You think about how obsessed you were with penny-pinching and how it almost cost you big. Sometimes making that tiny extra investment upfront can save you a lot in the long run.
That was certainly the case with your grading and landscape design process. You shudder to think about how much it would have cost if your project team hadn’t caught the bad soil conditions in time. Fortunately, with some careful planning and creative thinking, you were able to work around it. Otherwise, you would have poured thousands into the dirt, instead of into your new convenience store.
In your case, those thousands went to replacing your originally installed veneer. The subcontractor told you he knew of a waterproofing product that could cut your bottom line, and since he seemed like he knew what he was talking about, you trusted him. Of course, your architect could have told you the waterproofing suggested by the subcontractor was designed specifically for wood applications, and unfortunately your building is CMU (concrete masonry units), but you didn’t know until it was too late.
The chimes make a cheerful chirp overhead as you push open the spotless glass and steel doors and walk out into the parking lot of your brand-new convenience store, greeting your audience with a big, forced smile. Although this is a great day for your business, it’s hard not to think about the fact that your big step forward set you back at least two steps.
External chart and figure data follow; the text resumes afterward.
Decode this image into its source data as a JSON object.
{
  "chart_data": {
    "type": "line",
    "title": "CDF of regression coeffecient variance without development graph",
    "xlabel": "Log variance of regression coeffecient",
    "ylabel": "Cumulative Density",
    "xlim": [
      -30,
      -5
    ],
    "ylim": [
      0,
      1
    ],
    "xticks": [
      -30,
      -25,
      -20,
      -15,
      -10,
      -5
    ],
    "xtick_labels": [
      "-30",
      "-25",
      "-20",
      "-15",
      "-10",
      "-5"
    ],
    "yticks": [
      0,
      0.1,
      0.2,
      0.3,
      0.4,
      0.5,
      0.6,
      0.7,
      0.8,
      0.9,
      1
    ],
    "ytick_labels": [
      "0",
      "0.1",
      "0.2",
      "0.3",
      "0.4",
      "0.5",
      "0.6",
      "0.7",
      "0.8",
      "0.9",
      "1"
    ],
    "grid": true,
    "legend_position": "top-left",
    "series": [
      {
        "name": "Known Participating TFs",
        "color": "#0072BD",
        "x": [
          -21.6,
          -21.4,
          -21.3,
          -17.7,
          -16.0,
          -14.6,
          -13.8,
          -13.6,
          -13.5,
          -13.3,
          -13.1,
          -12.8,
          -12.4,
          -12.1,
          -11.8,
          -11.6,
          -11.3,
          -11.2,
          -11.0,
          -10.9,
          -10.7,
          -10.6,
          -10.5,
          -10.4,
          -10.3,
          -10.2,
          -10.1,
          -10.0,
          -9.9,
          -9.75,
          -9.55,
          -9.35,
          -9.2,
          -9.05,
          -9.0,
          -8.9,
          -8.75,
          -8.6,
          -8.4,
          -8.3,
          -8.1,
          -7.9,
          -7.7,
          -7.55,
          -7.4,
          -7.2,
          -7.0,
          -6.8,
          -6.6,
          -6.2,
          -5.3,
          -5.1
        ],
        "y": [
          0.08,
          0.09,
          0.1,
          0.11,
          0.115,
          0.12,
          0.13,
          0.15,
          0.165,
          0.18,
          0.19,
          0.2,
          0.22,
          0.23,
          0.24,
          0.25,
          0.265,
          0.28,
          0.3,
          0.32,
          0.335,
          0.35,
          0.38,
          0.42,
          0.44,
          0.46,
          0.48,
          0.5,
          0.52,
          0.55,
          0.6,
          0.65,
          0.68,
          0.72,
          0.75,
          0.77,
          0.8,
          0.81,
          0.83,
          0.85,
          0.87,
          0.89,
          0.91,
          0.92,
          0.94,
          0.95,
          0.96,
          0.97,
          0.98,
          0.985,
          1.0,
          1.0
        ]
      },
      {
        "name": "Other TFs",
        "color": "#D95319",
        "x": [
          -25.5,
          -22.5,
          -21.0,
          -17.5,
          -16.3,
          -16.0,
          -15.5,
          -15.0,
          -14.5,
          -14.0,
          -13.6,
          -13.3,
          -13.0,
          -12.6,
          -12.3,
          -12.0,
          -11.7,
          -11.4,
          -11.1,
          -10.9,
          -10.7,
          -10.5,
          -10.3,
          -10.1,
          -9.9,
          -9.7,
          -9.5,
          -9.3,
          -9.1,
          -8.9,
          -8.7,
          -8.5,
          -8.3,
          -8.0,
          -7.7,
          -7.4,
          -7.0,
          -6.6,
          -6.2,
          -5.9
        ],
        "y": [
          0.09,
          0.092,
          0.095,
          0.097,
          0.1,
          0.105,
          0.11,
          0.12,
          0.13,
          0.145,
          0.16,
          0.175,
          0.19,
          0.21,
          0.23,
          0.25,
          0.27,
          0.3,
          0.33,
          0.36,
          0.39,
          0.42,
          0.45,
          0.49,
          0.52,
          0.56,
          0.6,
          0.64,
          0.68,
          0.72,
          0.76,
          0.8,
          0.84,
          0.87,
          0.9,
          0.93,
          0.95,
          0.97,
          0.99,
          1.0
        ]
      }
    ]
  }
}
The lessons you learned in your first real construction project wound up being expensive ones. Hopefully your preliminary development review was accurate and you’ll soon have a busy, thriving store that will make enough money for you to avoid these costly mistakes on your next project. Wait — you did have your architect do a preliminary development review before you went through all this, right?
Editor’s note: The opinions expressed in this column are the author’s and do not necessarily reflect the views of Convenience Store News.